During that first visit in 1827 Tarisio announced that he had a Stradivari of 1716: ‘I have a Strad – so wonderful one must adore it on one’s knees!’ he said, according to the London dealer John Hart. [3] He refused to bring it to Paris, however, which led to J.B. Vuillaume’s son-in-law, the violinist Delphin Alard, commenting later that it was much talked of but never seen, like the Messiah (in French, ‘le Messie’). [4] Thus was named the world’s most celebrated violin, now resident in the Ashmolean Museum in Oxford. The actual year in which Tarisio purchased it from Cozio is disputed. It was probably in 1824, as recorded by Fétis, [5] although after his purchase of it Vuillaume wrote the date as 1827 in an inscription within the violin. This may have been the year Vuillaume first heard Tarisio mention it, and it was his mistaken interpretation that Tarisio himself had acquired it that year. Nevertheless, at some point the violin had passed from Cozio’s collection to Tarisio, and both he and the violin seem to have become the talk of Paris.

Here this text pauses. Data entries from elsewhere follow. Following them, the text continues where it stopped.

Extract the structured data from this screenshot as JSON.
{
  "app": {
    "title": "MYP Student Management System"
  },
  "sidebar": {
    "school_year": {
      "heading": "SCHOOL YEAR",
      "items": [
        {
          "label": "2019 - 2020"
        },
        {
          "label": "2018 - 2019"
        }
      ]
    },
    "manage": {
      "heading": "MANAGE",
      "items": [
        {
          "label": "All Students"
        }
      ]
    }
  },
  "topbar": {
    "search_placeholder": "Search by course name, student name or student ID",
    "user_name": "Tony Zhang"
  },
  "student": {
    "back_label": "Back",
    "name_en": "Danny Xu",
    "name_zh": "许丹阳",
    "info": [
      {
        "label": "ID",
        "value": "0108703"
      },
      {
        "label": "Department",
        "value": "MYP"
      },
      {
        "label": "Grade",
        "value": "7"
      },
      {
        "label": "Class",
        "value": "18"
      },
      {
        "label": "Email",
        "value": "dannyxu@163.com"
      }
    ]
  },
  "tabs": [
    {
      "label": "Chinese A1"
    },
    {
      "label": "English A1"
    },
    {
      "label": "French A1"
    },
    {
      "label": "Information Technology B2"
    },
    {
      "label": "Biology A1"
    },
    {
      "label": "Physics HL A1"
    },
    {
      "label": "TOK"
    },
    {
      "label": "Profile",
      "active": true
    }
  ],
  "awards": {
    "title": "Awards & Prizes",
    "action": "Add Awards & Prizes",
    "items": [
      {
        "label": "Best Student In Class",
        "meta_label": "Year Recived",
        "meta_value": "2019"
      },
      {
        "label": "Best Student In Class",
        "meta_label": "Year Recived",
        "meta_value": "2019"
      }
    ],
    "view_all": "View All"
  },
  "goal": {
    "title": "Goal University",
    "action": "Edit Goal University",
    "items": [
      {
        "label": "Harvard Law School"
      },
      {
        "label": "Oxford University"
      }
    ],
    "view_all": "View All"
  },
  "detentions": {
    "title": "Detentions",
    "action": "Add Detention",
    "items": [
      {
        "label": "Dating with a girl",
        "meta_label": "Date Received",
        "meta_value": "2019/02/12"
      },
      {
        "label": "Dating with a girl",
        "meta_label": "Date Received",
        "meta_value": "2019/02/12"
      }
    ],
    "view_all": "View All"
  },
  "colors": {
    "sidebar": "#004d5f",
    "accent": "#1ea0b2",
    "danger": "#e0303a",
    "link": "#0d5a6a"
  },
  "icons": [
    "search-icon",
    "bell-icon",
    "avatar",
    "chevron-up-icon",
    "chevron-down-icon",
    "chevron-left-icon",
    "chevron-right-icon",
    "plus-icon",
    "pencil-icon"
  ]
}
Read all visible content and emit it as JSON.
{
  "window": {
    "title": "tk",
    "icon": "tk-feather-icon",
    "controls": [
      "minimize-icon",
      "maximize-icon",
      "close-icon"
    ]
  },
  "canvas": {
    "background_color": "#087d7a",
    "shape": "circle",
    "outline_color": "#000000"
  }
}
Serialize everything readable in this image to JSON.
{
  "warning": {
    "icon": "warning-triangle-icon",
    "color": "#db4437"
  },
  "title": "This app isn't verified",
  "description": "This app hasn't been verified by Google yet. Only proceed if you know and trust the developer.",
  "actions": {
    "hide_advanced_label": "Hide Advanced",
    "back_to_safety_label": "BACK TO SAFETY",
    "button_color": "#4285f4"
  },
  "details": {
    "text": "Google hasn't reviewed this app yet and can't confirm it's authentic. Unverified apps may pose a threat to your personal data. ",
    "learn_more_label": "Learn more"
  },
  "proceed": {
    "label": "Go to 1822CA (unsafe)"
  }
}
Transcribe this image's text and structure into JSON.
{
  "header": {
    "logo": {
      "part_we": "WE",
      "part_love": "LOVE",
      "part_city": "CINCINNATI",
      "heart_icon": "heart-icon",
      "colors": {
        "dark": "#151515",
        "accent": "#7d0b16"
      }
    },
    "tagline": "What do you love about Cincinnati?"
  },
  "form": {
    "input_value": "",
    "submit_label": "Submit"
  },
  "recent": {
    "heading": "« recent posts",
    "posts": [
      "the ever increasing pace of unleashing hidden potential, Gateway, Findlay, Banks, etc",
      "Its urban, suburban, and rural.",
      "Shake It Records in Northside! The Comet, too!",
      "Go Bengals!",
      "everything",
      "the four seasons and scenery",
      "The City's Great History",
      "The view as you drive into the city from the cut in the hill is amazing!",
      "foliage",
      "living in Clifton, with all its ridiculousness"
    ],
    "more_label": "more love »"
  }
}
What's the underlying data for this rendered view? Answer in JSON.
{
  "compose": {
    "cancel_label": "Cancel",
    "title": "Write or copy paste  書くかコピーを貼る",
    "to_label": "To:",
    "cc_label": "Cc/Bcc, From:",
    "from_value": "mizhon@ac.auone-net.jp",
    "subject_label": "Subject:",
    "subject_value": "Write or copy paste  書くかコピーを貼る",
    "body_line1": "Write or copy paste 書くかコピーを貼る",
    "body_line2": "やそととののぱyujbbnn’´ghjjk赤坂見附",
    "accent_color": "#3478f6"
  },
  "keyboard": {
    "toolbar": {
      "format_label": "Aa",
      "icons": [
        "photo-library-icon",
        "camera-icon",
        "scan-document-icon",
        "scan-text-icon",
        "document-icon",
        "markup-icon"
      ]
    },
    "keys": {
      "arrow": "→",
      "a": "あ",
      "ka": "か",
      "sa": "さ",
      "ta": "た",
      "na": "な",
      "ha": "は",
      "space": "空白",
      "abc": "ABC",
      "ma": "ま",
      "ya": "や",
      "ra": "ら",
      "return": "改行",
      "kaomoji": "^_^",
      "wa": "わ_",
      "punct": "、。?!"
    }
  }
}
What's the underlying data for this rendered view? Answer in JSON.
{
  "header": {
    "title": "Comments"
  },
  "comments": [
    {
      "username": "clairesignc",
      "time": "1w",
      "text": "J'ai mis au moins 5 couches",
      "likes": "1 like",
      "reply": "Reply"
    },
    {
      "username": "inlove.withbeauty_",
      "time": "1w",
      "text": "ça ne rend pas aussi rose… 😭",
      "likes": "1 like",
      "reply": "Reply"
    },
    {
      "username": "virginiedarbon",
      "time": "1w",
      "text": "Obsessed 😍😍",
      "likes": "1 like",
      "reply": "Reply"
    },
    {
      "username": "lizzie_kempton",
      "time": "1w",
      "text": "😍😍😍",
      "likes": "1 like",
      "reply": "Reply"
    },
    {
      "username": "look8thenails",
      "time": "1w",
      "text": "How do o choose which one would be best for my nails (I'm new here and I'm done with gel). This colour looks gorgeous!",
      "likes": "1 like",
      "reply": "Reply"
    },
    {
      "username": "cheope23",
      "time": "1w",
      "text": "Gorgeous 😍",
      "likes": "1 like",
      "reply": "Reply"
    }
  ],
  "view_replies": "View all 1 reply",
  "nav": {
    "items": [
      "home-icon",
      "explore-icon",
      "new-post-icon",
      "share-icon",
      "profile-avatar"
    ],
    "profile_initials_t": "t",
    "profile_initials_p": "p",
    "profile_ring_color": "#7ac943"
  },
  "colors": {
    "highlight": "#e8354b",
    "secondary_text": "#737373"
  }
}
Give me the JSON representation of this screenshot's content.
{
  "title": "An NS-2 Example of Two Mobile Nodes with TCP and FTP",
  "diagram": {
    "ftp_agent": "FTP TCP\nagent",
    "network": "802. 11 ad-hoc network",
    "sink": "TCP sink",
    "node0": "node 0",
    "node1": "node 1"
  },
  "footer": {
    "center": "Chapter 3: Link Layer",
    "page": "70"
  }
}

In part 2 John Dilworth looks at the impact of Luigi Tarisio on London’s literary society.

Notes

[1] George Hart, The Violin: Its Famous Makers and Their Imitators, London, 1875.
[2] W.H. Hill, A.F. Hill, A.E. Hill, Antonio Stradivari, his Life and Work, W.E. Hills, London, 1902, p.263.
[3] George Hart, Op. cit.
[4] Franz Farga, Violins and Violinists, Zurich 1940, English translation Rockliff Publishing 1950, p.97; W.E. Hill & Sons, The Salabue Stradivarius, monograph. London 1891, p.16. Also Vidal, Les Instruments a Archet, Paris 1876-78.
[5] François Joseph Fétis, Antoine Stradivari, luthier célèbre, 1856.

Additional sources

Roger Millant, J.B. Vuillaume Sa vie et son oeuvre, W.E. Hill, 1972.
Giovanni Accornero, Ivan Epicoco, Eraldo Guerci, Il Conte Cozio di Salabue: Liuteria e Collezionismo in Piemonte, Edizioni Il Salabue, 2005.
Christopher Reuning (ed), Carlo Bergonzi, A Cremonese Master Unveiled, Fondazione Antonio Stradivari, 2010.